Starting with iOS 13.1 and iPhone 11 models (the 11, Pro, and Pro Max), your phone will report if it has a third-party screen: “Unable to verify this iPhone has a genuine Apple display.” It starts as a persistent message on your lock screen, lasting for four days. After that, the warning lodges itself in the Settings for 15 days, and then in Settings > General > About after that. It’s also added to your “device information,” so that Apple staff can see it.
This warning, similar to the recent addition of battery warnings, happens even if you swap a genuine Apple screen from one phone to another. To avoid the warning, you have to have a genuine Apple display installed by a certified Apple technician, independent or otherwise. The warning doesn’t seem to affect operation—other than the loss of True Tone, which occurs with any display swap not performed by Apple or using specialty chip programming tools.
We’ve tested this with genuine parts on iPhone 11 models. The warnings were not present in iOS 13.0 or the beta for iOS 13.1, but they show up when you change out screens with the final version of 13.1 installed. We used screens from the same models of iPhone 11, just days old, but without the software verification tools available to Apple-certified technicians, our units had warnings about a “genuine Apple display.”
We even swapped the Face ID hardware from an iPhone’s original display to the replacement, hoping that would convince the phone that it still had its original screen, but the screen warning remained. It seems that Apple cryptographically pairs each screen to the iPhone it ships on.
On its own, though, this move does help clean up some darker corners of the iPhone secondary markets. If you weren’t sure whether the iPhone you bought at a remarkable price, or had repaired cheaply, was hacked together, now you can tell (in case the Face ID and True Tone warnings weren’t obvious). Apple has many other warnings about non-genuine screens, including touch response, brightness and color issues, and how bad repair work could “result in injury.”
There are indeed some low-quality iPhone screens out there. At iFixit, we rigorously source, test, and track the iPhone screens we sell. That gets at another problem: This warning is not about the quality of a part, it’s just a “Beware” sign hung on a non-OEM component. Verifying the quality of a component is good, and we welcome that kind of customer advocacy. But it would be much better to know why a screen, or a battery, or any other part is good or not.

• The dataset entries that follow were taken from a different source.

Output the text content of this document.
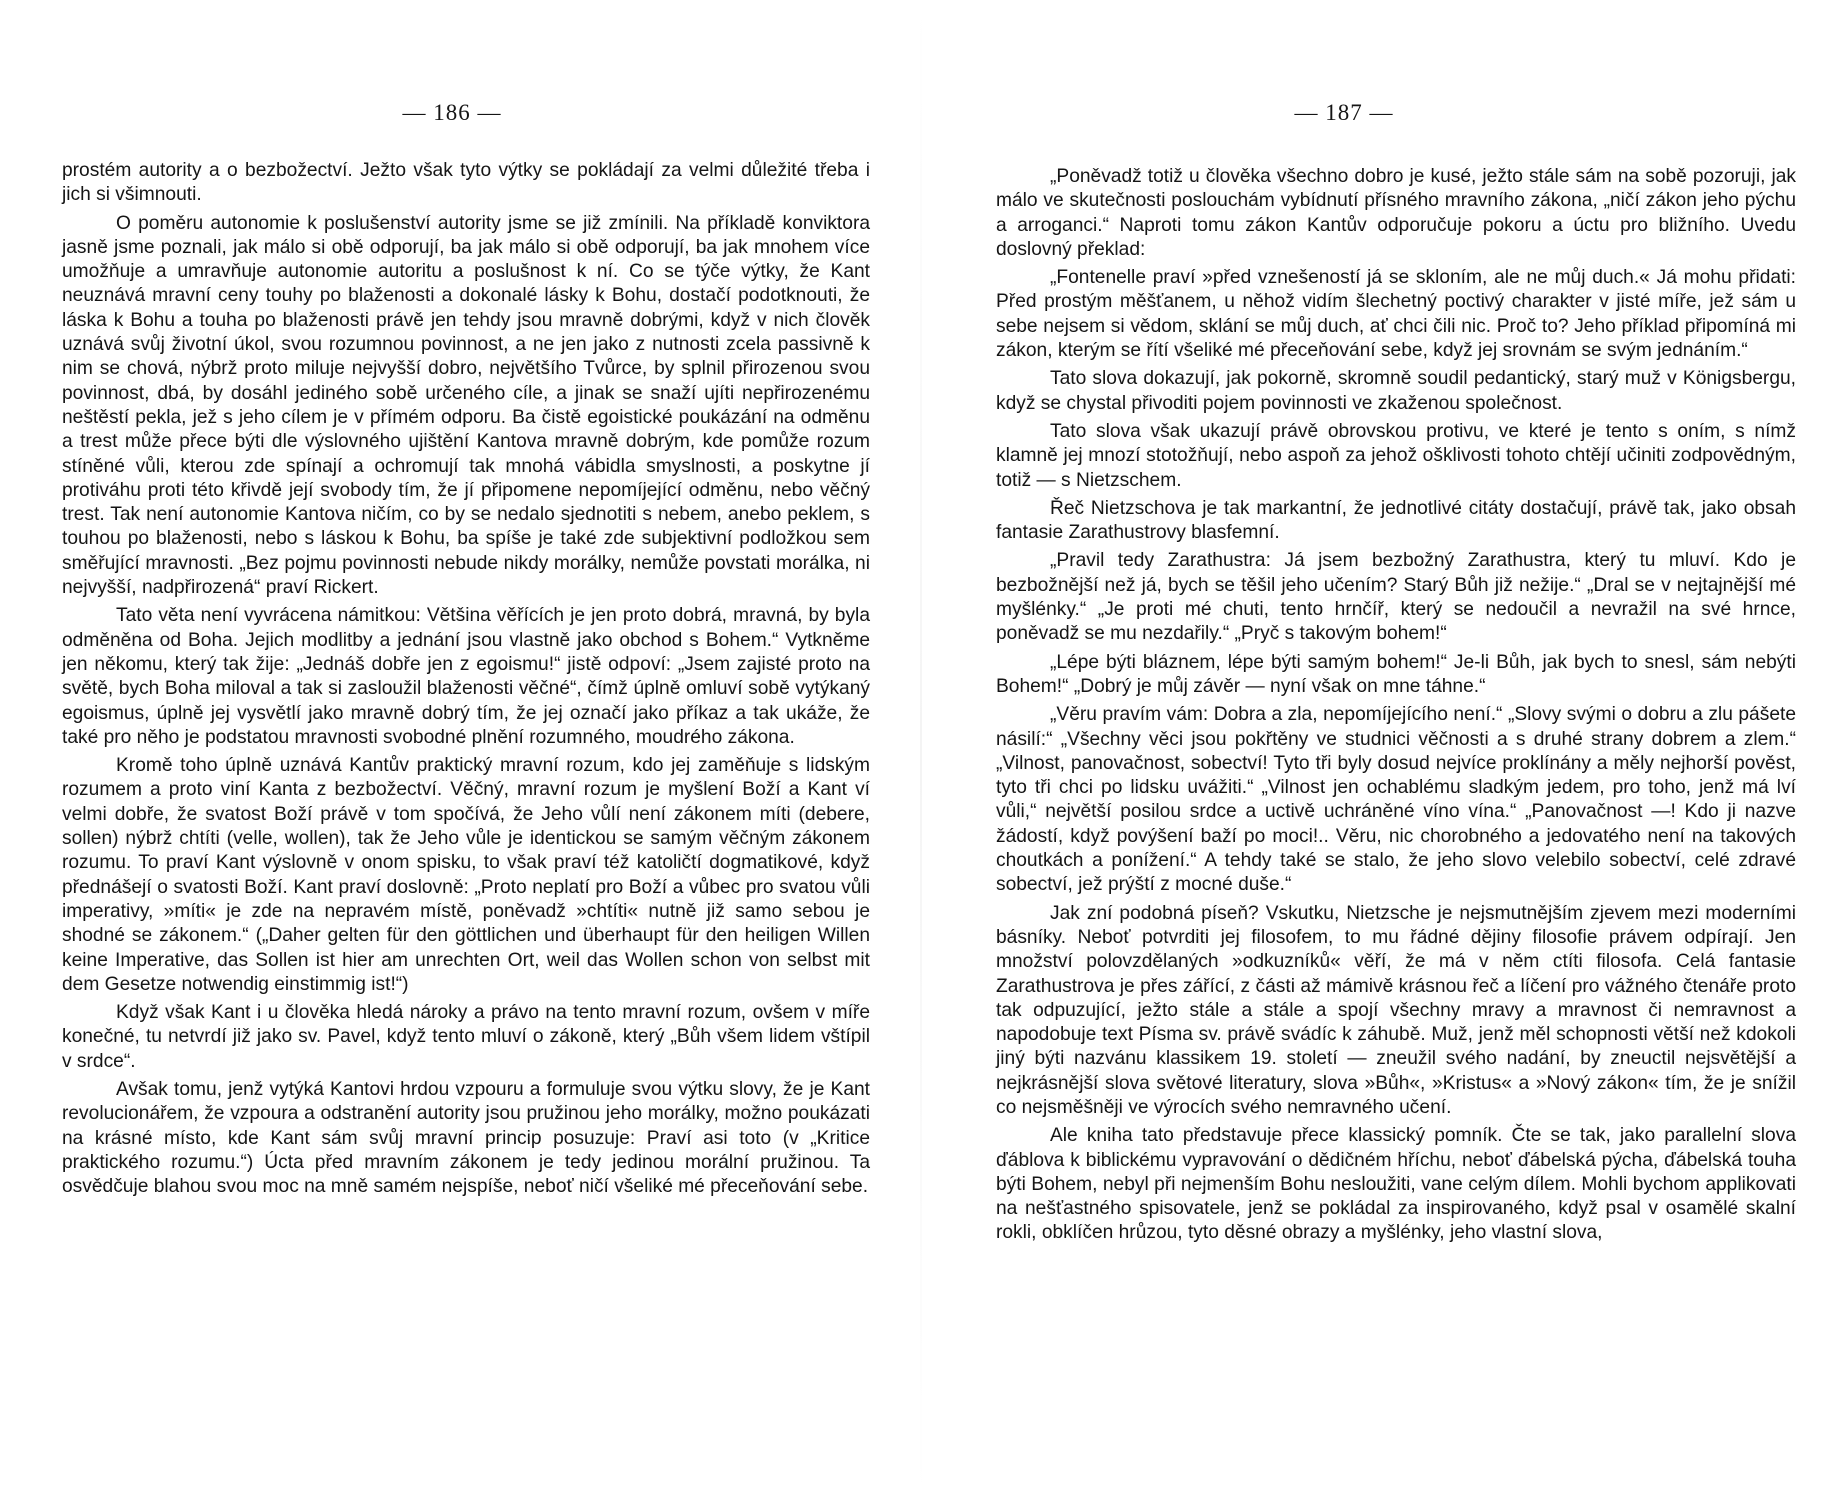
— 186 —

prostém autority a o bezbožectví. Ježto však tyto výtky se pokládají za velmi důležité třeba i jich si všimnouti.

O poměru autonomie k poslušenství autority jsme se již zmínili. Na příkladě konviktora jasně jsme poznali, jak málo si obě odporují, ba jak málo si obě odporují, ba jak mnohem více umožňuje a umravňuje autonomie autoritu a poslušnost k ní. Co se týče výtky, že Kant neuznává mravní ceny touhy po blaženosti a dokonalé lásky k Bohu, dostačí podotknouti, že láska k Bohu a touha po blaženosti právě jen tehdy jsou mravně dobrými, když v nich člověk uznává svůj životní úkol, svou rozumnou povinnost, a ne jen jako z nutnosti zcela passivně k nim se chová, nýbrž proto miluje nejvyšší dobro, největšího Tvůrce, by splnil přirozenou svou povinnost, dbá, by dosáhl jediného sobě určeného cíle, a jinak se snaží ujíti nepřirozenému neštěstí pekla, jež s jeho cílem je v přímém odporu. Ba čistě egoistické poukázání na odměnu a trest může přece býti dle výslovného ujištění Kantova mravně dobrým, kde pomůže rozum stíněné vůli, kterou zde spínají a ochromují tak mnohá vábidla smyslnosti, a poskytne jí protiváhu proti této křivdě její svobody tím, že jí připomene nepomíjející odměnu, nebo věčný trest. Tak není autonomie Kantova ničím, co by se nedalo sjednotiti s nebem, anebo peklem, s touhou po blaženosti, nebo s láskou k Bohu, ba spíše je také zde subjektivní podložkou sem směřující mravnosti. „Bez pojmu povinnosti nebude nikdy morálky, nemůže povstati morálka, ni nejvyšší, nadpřirozená“ praví Rickert.

Tato věta není vyvrácena námitkou: Většina věřících je jen proto dobrá, mravná, by byla odměněna od Boha. Jejich modlitby a jednání jsou vlastně jako obchod s Bohem.“ Vytkněme jen někomu, který tak žije: „Jednáš dobře jen z egoismu!“ jistě odpoví: „Jsem zajisté proto na světě, bych Boha miloval a tak si zasloužil blaženosti věčné“, čímž úplně omluví sobě vytýkaný egoismus, úplně jej vysvětlí jako mravně dobrý tím, že jej označí jako příkaz a tak ukáže, že také pro něho je podstatou mravnosti svobodné plnění rozumného, moudrého zákona.

Kromě toho úplně uznává Kantův praktický mravní rozum, kdo jej zaměňuje s lidským rozumem a proto viní Kanta z bezbožectví. Věčný, mravní rozum je myšlení Boží a Kant ví velmi dobře, že svatost Boží právě v tom spočívá, že Jeho vůlí není zákonem míti (debere, sollen) nýbrž chtíti (velle, wollen), tak že Jeho vůle je identickou se samým věčným zákonem rozumu. To praví Kant výslovně v onom spisku, to však praví též katoličtí dogmatikové, když přednášejí o svatosti Boží. Kant praví doslovně: „Proto neplatí pro Boží a vůbec pro svatou vůli imperativy, »míti« je zde na nepravém místě, poněvadž »chtíti« nutně již samo sebou je shodné se zákonem.“ („Daher gelten für den göttlichen und überhaupt für den heiligen Willen keine Imperative, das Sollen ist hier am unrechten Ort, weil das Wollen schon von selbst mit dem Gesetze notwendig einstimmig ist!“)

Když však Kant i u člověka hledá nároky a právo na tento mravní rozum, ovšem v míře konečné, tu netvrdí již jako sv. Pavel, když tento mluví o zákoně, který „Bůh všem lidem vštípil v srdce“.

Avšak tomu, jenž vytýká Kantovi hrdou vzpouru a formuluje svou výtku slovy, že je Kant revolucionářem, že vzpoura a odstranění autority jsou pružinou jeho morálky, možno poukázati na krásné místo, kde Kant sám svůj mravní princip posuzuje: Praví asi toto (v „Kritice praktického rozumu.“) Úcta před mravním zákonem je tedy jedinou morální pružinou. Ta osvědčuje blahou svou moc na mně samém nejspíše, neboť ničí všeliké mé přeceňování sebe.

— 187 —

„Poněvadž totiž u člověka všechno dobro je kusé, ježto stále sám na sobě pozoruji, jak málo ve skutečnosti poslouchám vybídnutí přísného mravního zákona, „ničí zákon jeho pýchu a arroganci.“ Naproti tomu zákon Kantův odporučuje pokoru a úctu pro bližního. Uvedu doslovný překlad:

„Fontenelle praví »před vznešeností já se skloním, ale ne můj duch.« Já mohu přidati: Před prostým měšťanem, u něhož vidím šlechetný poctivý charakter v jisté míře, jež sám u sebe nejsem si vědom, sklání se můj duch, ať chci čili nic. Proč to? Jeho příklad připomíná mi zákon, kterým se řítí všeliké mé přeceňování sebe, když jej srovnám se svým jednáním.“

Tato slova dokazují, jak pokorně, skromně soudil pedantický, starý muž v Königsbergu, když se chystal přivoditi pojem povinnosti ve zkaženou společnost.

Tato slova však ukazují právě obrovskou protivu, ve které je tento s oním, s nímž klamně jej mnozí stotožňují, nebo aspoň za jehož ošklivosti tohoto chtějí učiniti zodpovědným, totiž — s Nietzschem.

Řeč Nietzschova je tak markantní, že jednotlivé citáty dostačují, právě tak, jako obsah fantasie Zarathustrovy blasfemní.

„Pravil tedy Zarathustra: Já jsem bezbožný Zarathustra, který tu mluví. Kdo je bezbožnější než já, bych se těšil jeho učením? Starý Bůh již nežije.“ „Dral se v nejtajnější mé myšlénky.“ „Je proti mé chuti, tento hrnčíř, který se nedoučil a nevražil na své hrnce, poněvadž se mu nezdařily.“ „Pryč s takovým bohem!“

„Lépe býti bláznem, lépe býti samým bohem!“ Je-li Bůh, jak bych to snesl, sám nebýti Bohem!“ „Dobrý je můj závěr — nyní však on mne táhne.“

„Věru pravím vám: Dobra a zla, nepomíjejícího není.“ „Slovy svými o dobru a zlu pášete násilí:“ „Všechny věci jsou pokřtěny ve studnici věčnosti a s druhé strany dobrem a zlem.“ „Vilnost, panovačnost, sobectví! Tyto tři byly dosud nejvíce proklínány a měly nejhorší pověst, tyto tři chci po lidsku uvážiti.“ „Vilnost jen ochablému sladkým jedem, pro toho, jenž má lví vůli,“ největší posilou srdce a uctivě uchráněné víno vína.“ „Panovačnost —! Kdo ji nazve žádostí, když povýšení baží po moci!.. Věru, nic chorobného a jedovatého není na takových choutkách a ponížení.“ A tehdy také se stalo, že jeho slovo velebilo sobectví, celé zdravé sobectví, jež prýští z mocné duše.“

Jak zní podobná píseň? Vskutku, Nietzsche je nejsmutnějším zjevem mezi moderními básníky. Neboť potvrditi jej filosofem, to mu řádné dějiny filosofie právem odpírají. Jen množství polovzdělaných »odkuzníků« věří, že má v něm ctíti filosofa. Celá fantasie Zarathustrova je přes zářící, z části až mámivě krásnou řeč a líčení pro vážného čtenáře proto tak odpuzující, ježto stále a stále a spojí všechny mravy a mravnost či nemravnost a napodobuje text Písma sv. právě svádíc k záhubě. Muž, jenž měl schopnosti větší než kdokoli jiný býti nazvánu klassikem 19. století — zneužil svého nadání, by zneuctil nejsvětější a nejkrásnější slova světové literatury, slova »Bůh«, »Kristus« a »Nový zákon« tím, že je snížil co nejsměšněji ve výrocích svého nemravného učení.

Ale kniha tato představuje přece klassický pomník. Čte se tak, jako parallelní slova ďáblova k biblickému vypravování o dědičném hříchu, neboť ďábelská pýcha, ďábelská touha býti Bohem, nebyl při nejmenším Bohu nesloužiti, vane celým dílem. Mohli bychom applikovati na nešťastného spisovatele, jenž se pokládal za inspirovaného, když psal v osamělé skalní rokli, obklíčen hrůzou, tyto děsné obrazy a myšlénky, jeho vlastní slova,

More broadly, this restriction is the kind of gradual progression toward repair fear and uncertainty we were afraid we’d see after Apple’s independent repair program announcement. It allows Apple to further restrict the repair market to those who buy their parts and sign up for their certification. While the warning is something that eventually recedes into your settings, it fits with the battery warnings, the tricky transfer of Face ID or Touch ID hardware, and True Tone transfers into a general sense that third-party or DIY repair isn’t worth it. Apple could do more to make tools available to technically savvy consumers to get around these roadblocks, especially if they’re willing to buy genuine parts.